At once elegant and extravagant, the familiar story is buoyed with new life and infused with dance.  The black and white cinematography, washed in monochromatic tones of sepia, blue, green, or purple, and punctuated by an occasional splash of blood red, serves the vision to perfection.  This visual style and use of color layered over the black and white, as in the rosy blush of Lucy's cheek, after she has been revived with life-restoring transfusions from suitors in competition for her hand, drive the story along with the dance. The addition of economical inter-titles and a pounding orchestral score combine to yield a spirited payoff.  With his penchant for the intensely visual cinematic language of early silent cinema (such as Georges Méliès' Voyage to the Moon, 1902) and German expressionism, Maddin tweaks and bends the stage production by Mark Godden into something quite different from what the theatre audience sees. It is also distinguished from other film versions of the Dracula legend.

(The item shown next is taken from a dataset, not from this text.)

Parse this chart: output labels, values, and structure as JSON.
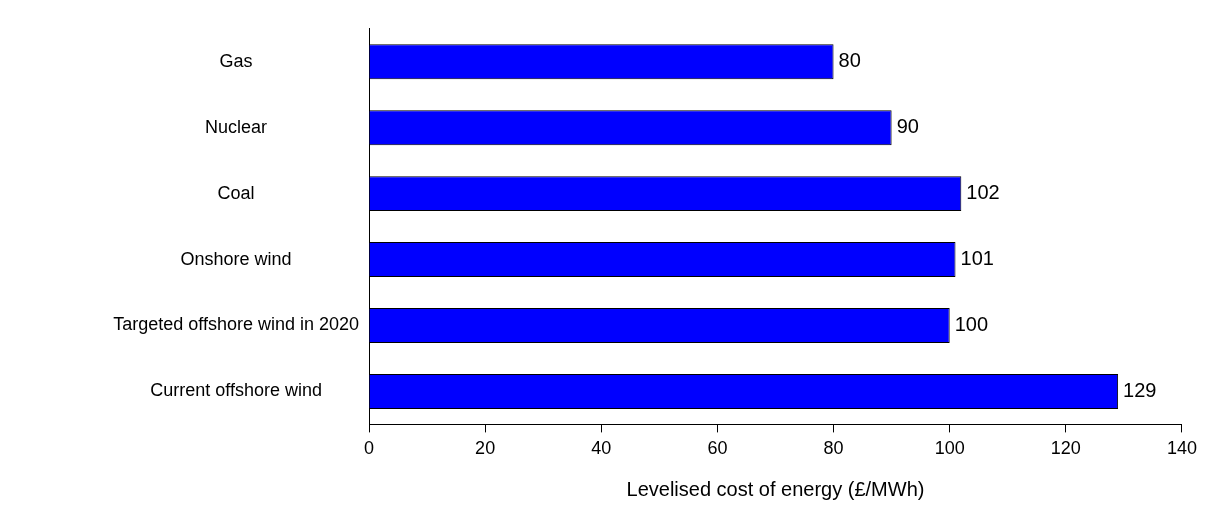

Surprisingly little footwork is on display in many of the scenes, but the grace and movement of classically trained ballet dancers using their hands, arms, and faces accentuates other aspects of dance. The focus here renders a unique treatment of an old tale, with the ballet and Maddin's characteristic eccentric outlook as its foundations.  Highly stylized close ups of the dancers' heavily made up stage faces, complete with flying sweat, furnish a perspective not possible to see from a traditional audience seat.  A visual style that includes double exposures, superimposed images and Maddin's self-described "rip-and paste editing" merge for a riveting spectacle.  

Some of the liberties taken with Bram Stoker's archetypal, undead anti-hero include a socio-economic aspect, where dollar bills are lusted over and a Count who bleeds gold coins.  Although anyone who moves with as much grace as does this count (Zhang Wei-Qiang), all swirling pirouettes and tondue stance, is by definition not as menacing as the Dracula of Gary Oldman or Christopher Lee, but is closer to the smooth, seductive Frank Langella.  

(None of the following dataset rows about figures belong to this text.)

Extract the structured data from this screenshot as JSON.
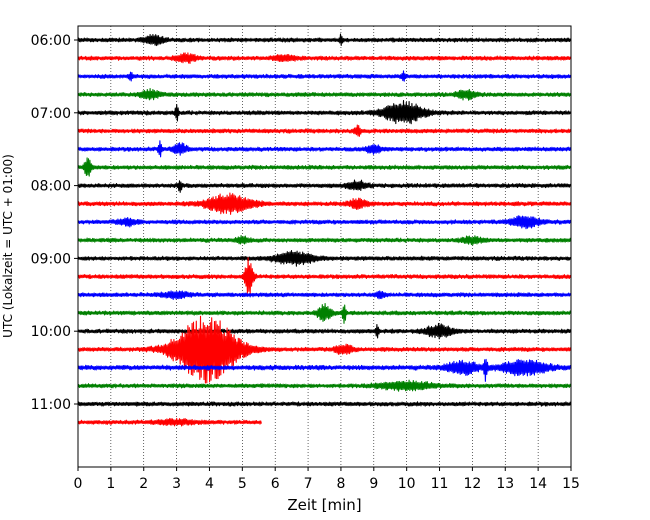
{
  "chart_data": {
    "type": "line",
    "title": "",
    "xlabel": "Zeit  [min]",
    "ylabel": "UTC (Lokalzeit = UTC + 01:00)",
    "xlim": [
      0,
      15
    ],
    "x_ticks": [
      "0",
      "1",
      "2",
      "3",
      "4",
      "5",
      "6",
      "7",
      "8",
      "9",
      "10",
      "11",
      "12",
      "13",
      "14",
      "15"
    ],
    "y_ticks": [
      "06:00",
      "07:00",
      "08:00",
      "09:00",
      "10:00",
      "11:00"
    ],
    "y_tick_rows": [
      0,
      4,
      8,
      12,
      16,
      20
    ],
    "grid_x": true,
    "row_interval_minutes": 15,
    "row_colors": [
      "#000000",
      "#ff0000",
      "#0000ff",
      "#008000"
    ],
    "series": [
      {
        "name": "06:00",
        "end_min": 15,
        "noise": 2.2,
        "events": [
          {
            "t": 2.3,
            "amp": 4,
            "width": 0.3
          },
          {
            "t": 8.0,
            "amp": 5,
            "width": 0.05
          }
        ]
      },
      {
        "name": "06:15",
        "end_min": 15,
        "noise": 2.2,
        "events": [
          {
            "t": 3.3,
            "amp": 4,
            "width": 0.3
          },
          {
            "t": 6.3,
            "amp": 3,
            "width": 0.3
          }
        ]
      },
      {
        "name": "06:30",
        "end_min": 15,
        "noise": 2.2,
        "events": [
          {
            "t": 1.6,
            "amp": 4,
            "width": 0.05
          },
          {
            "t": 9.9,
            "amp": 6,
            "width": 0.05
          }
        ]
      },
      {
        "name": "06:45",
        "end_min": 15,
        "noise": 2.2,
        "events": [
          {
            "t": 2.2,
            "amp": 4,
            "width": 0.3
          },
          {
            "t": 11.8,
            "amp": 4,
            "width": 0.3
          }
        ]
      },
      {
        "name": "07:00",
        "end_min": 15,
        "noise": 2.2,
        "events": [
          {
            "t": 3.0,
            "amp": 9,
            "width": 0.05
          },
          {
            "t": 9.9,
            "amp": 11,
            "width": 0.6
          }
        ]
      },
      {
        "name": "07:15",
        "end_min": 15,
        "noise": 2.2,
        "events": [
          {
            "t": 8.5,
            "amp": 5,
            "width": 0.1
          }
        ]
      },
      {
        "name": "07:30",
        "end_min": 15,
        "noise": 2.2,
        "events": [
          {
            "t": 2.5,
            "amp": 10,
            "width": 0.05
          },
          {
            "t": 3.1,
            "amp": 5,
            "width": 0.2
          },
          {
            "t": 9.0,
            "amp": 4,
            "width": 0.2
          }
        ]
      },
      {
        "name": "07:45",
        "end_min": 15,
        "noise": 2.2,
        "events": [
          {
            "t": 0.3,
            "amp": 10,
            "width": 0.1
          }
        ]
      },
      {
        "name": "08:00",
        "end_min": 15,
        "noise": 2.2,
        "events": [
          {
            "t": 3.1,
            "amp": 7,
            "width": 0.05
          },
          {
            "t": 8.5,
            "amp": 4,
            "width": 0.3
          }
        ]
      },
      {
        "name": "08:15",
        "end_min": 15,
        "noise": 2.2,
        "events": [
          {
            "t": 4.6,
            "amp": 9,
            "width": 0.7
          },
          {
            "t": 8.5,
            "amp": 4,
            "width": 0.3
          }
        ]
      },
      {
        "name": "08:30",
        "end_min": 15,
        "noise": 2.2,
        "events": [
          {
            "t": 1.5,
            "amp": 3,
            "width": 0.3
          },
          {
            "t": 13.6,
            "amp": 6,
            "width": 0.4
          }
        ]
      },
      {
        "name": "08:45",
        "end_min": 15,
        "noise": 2.2,
        "events": [
          {
            "t": 5.0,
            "amp": 3,
            "width": 0.2
          },
          {
            "t": 12.0,
            "amp": 3,
            "width": 0.3
          }
        ]
      },
      {
        "name": "09:00",
        "end_min": 15,
        "noise": 2.2,
        "events": [
          {
            "t": 6.6,
            "amp": 6,
            "width": 0.6
          }
        ]
      },
      {
        "name": "09:15",
        "end_min": 15,
        "noise": 2.2,
        "events": [
          {
            "t": 5.2,
            "amp": 18,
            "width": 0.12
          }
        ]
      },
      {
        "name": "09:30",
        "end_min": 15,
        "noise": 2.2,
        "events": [
          {
            "t": 3.0,
            "amp": 3,
            "width": 0.4
          },
          {
            "t": 9.2,
            "amp": 4,
            "width": 0.1
          }
        ]
      },
      {
        "name": "09:45",
        "end_min": 15,
        "noise": 2.2,
        "events": [
          {
            "t": 7.5,
            "amp": 8,
            "width": 0.2
          },
          {
            "t": 8.1,
            "amp": 11,
            "width": 0.05
          }
        ]
      },
      {
        "name": "10:00",
        "end_min": 15,
        "noise": 2.2,
        "events": [
          {
            "t": 9.1,
            "amp": 7,
            "width": 0.05
          },
          {
            "t": 11.0,
            "amp": 6,
            "width": 0.4
          }
        ]
      },
      {
        "name": "10:15",
        "end_min": 15,
        "noise": 2.2,
        "events": [
          {
            "t": 3.9,
            "amp": 33,
            "width": 0.9
          },
          {
            "t": 8.1,
            "amp": 4,
            "width": 0.3
          }
        ]
      },
      {
        "name": "10:30",
        "end_min": 15,
        "noise": 2.5,
        "events": [
          {
            "t": 11.7,
            "amp": 6,
            "width": 0.5
          },
          {
            "t": 12.4,
            "amp": 12,
            "width": 0.05
          },
          {
            "t": 13.6,
            "amp": 7,
            "width": 0.7
          }
        ]
      },
      {
        "name": "10:45",
        "end_min": 15,
        "noise": 2.2,
        "events": [
          {
            "t": 10.0,
            "amp": 4,
            "width": 0.8
          }
        ]
      },
      {
        "name": "11:00",
        "end_min": 15,
        "noise": 2.2,
        "events": []
      },
      {
        "name": "11:15",
        "end_min": 5.6,
        "noise": 2.2,
        "events": [
          {
            "t": 3.0,
            "amp": 2,
            "width": 0.6
          }
        ]
      }
    ]
  }
}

It is probably a good thing that everyone knows the basic ghoulish story of the count and his thirst for the blood of virgins, because Maddin takes it from there and makes it his own. Delicacies such as babies for snacking on by the harem back at the castle, plays like speed dating for the count.  

The otherworldly interludes where Dracula dances with Lucy or Nina in a  nightmare graveyard fantasy, provide the primary showcase for the choreography and skill of the dancers, also on display as the demon gargoyles frolic over the devil's playground.  There is no denying his limitless creativity, and according to Maddin, the Winnipeg dance company was intensely curious (read a little nervous) about how this project would look on screen.  His creative vision does not disappoint.